Middlebury Institute of International Studies, based in Monterey, California, is set to host the very first all-vegan graduation in the US.
In May 2019, Middlebury Institute will celebrate the graduation of 266 students in a cruelty-free way by hosting an all-vegan graduation featuring 100% vegan dishes.
The vegan buffet was inspired by Professor Jason Scorse, Chair of the International Environmental Policy program and Director of the Center for the Blue Economy.
She is behind the college’s interest in plant-based dishes and also led the implementation of the 50/50 policy that requires the cafeteria to offer at least 50% vegan options.
The vegan buffet features meatless Sonoma chicken-salad sandwiches, veggie crudites, fish-free sushi, potato samosas, gourmet dairy-free cheese platters, and Mediterranean platters filled with falafel, dolmas, olives, hummus, and pita.
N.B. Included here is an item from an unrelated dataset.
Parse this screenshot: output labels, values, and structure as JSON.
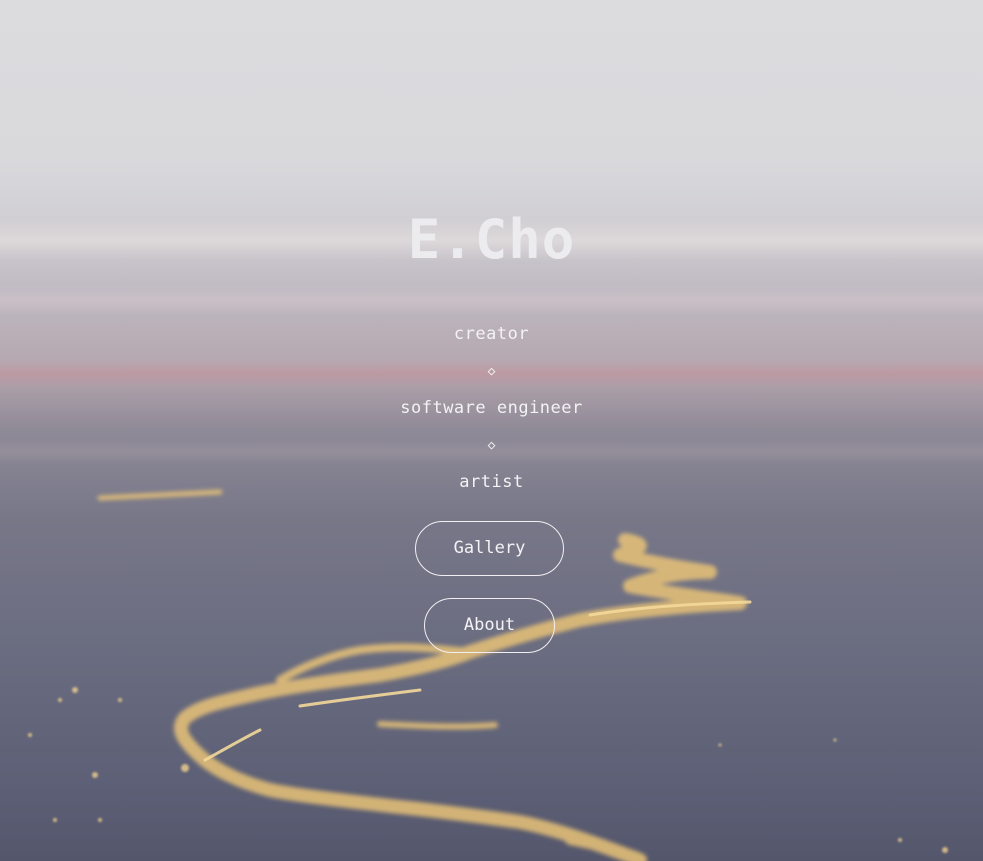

“I am very proud that our institution has made such a commitment to promoting plant-based foods throughout the campus activities,” Jason Scorse, Director of the Center for the Blue Economy, said in a statement.
Jeff Dayton-Johnson, Vice President of Academic Affairs and Dean of Middlebury Institute, added: “The institute has a long track record of promoting sustainable practices and continues to push toward the goal of making our campus completely carbon neutral.”
Middlebury Institute is not the only school in the US that is leaning toward plant-based options.
A new organization at Saucon Valley High School in Pennsylvania, called “Students for Health and Nutrition,” was created to encourage students to go vegan by educating them about the vegan lifestyle and a plant-based diet.
Southwest High School in San Diego also hosted its very first vegan food and fashion event to educate its students about the vegan lifestyle and show them that vegans can still eat their favorite food without sacrificing taste.
Over 1 million students in New York City are also expected to be served meat-free options every Monday as part of the city’s Meatless Mondays initiative for both health and environmental benefits.